Menurut Slamet, Ahmadiyah sebaiknya belajar dari apa yang terjadi di negara asalnya, Pakistan. Di sana, katanya, Ahmadiyah mengakui dirinya bukan Islam dan tidak mengaku-ngaku sebagai Islam karena Islam punya patokan sendiri seperti nabi terakhirnya itu Muhammad,” ujar Slamet.

demikian menurut berita suaraislam online, 07 Oktober 2010.

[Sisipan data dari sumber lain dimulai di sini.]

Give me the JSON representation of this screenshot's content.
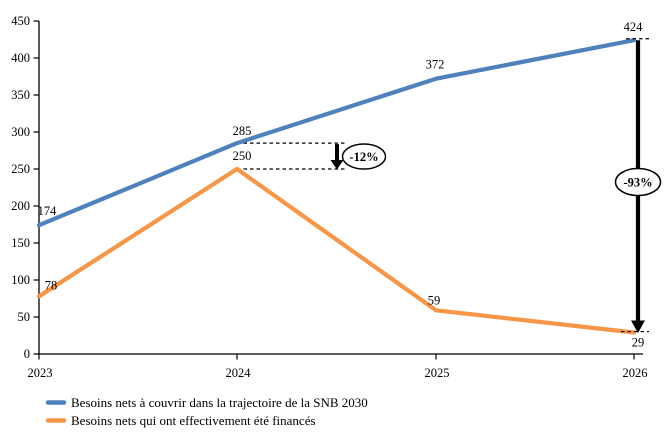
{
  "chart_data": {
    "type": "line",
    "title": "",
    "xlabel": "",
    "ylabel": "",
    "categories": [
      "2023",
      "2024",
      "2025",
      "2026"
    ],
    "series": [
      {
        "name": "Besoins nets à couvrir dans la trajectoire de la SNB 2030",
        "color": "#4F81BD",
        "values": [
          174,
          285,
          372,
          424
        ]
      },
      {
        "name": "Besoins nets qui ont effectivement été financés",
        "color": "#F79646",
        "values": [
          78,
          250,
          59,
          29
        ]
      }
    ],
    "ylim": [
      0,
      450
    ],
    "y_ticks": [
      0,
      50,
      100,
      150,
      200,
      250,
      300,
      350,
      400,
      450
    ],
    "grid": false,
    "legend_position": "bottom-left",
    "annotations": [
      {
        "label": "-12%",
        "at_category": "2024",
        "from_value": 285,
        "to_value": 250
      },
      {
        "label": "-93%",
        "at_category": "2026",
        "from_value": 424,
        "to_value": 29
      }
    ],
    "axis_color": "#000000",
    "annotation_color": "#000000"
  }
}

Sementara itu Radio Dakta Bekasi mewawancarai Ustadz Hartono Ahmad Jaiz pemimpin redaksi nahimunkar.com, Rabu malam, 06 Oktober, masalah adanya pendukung Ahmadiyah. Hartono mengingatkan hendaknya orang-orang seperti Anis Matta Sekjen PKS, Zuhairi Misrawi sosok liberal dan lainnya yang menyuara ke media massa mendukung agama nabi palsu Ahmadiyah itu takut kepada ancaman Nabi Muhammad shallallahu ‘alaihi wa sallam.

Ingat, Ahmadiyah adalah agama buatan nabi palsu Ghulam Ahmad 1835-1908. Dalam riwayat, orang yang mati karena mendukung nabi palsu telah diancam bahwa gigi gerahamnya di neraka sebesar Gunung Uhud. Itulah ancaman yang ditujukan kepada Ar-Rojjal, yang ternyata Abu Hurairah meriwayatkan, Ar-Rojjal itu mati dalam keadaan mendukung nabi palsu Musailimah Al-Kaddzab. (lihat buku Hartono Ahmad jaiz, Nabi-nabi Palsu dan Para Penyesat Umat, Pustaka Al-Kautsar, Jakarta, 2008).

Hendaknya mereka takut ancaman neraka itu, tegas Hartono Ahmad Jaiz. (nahimunkar.com).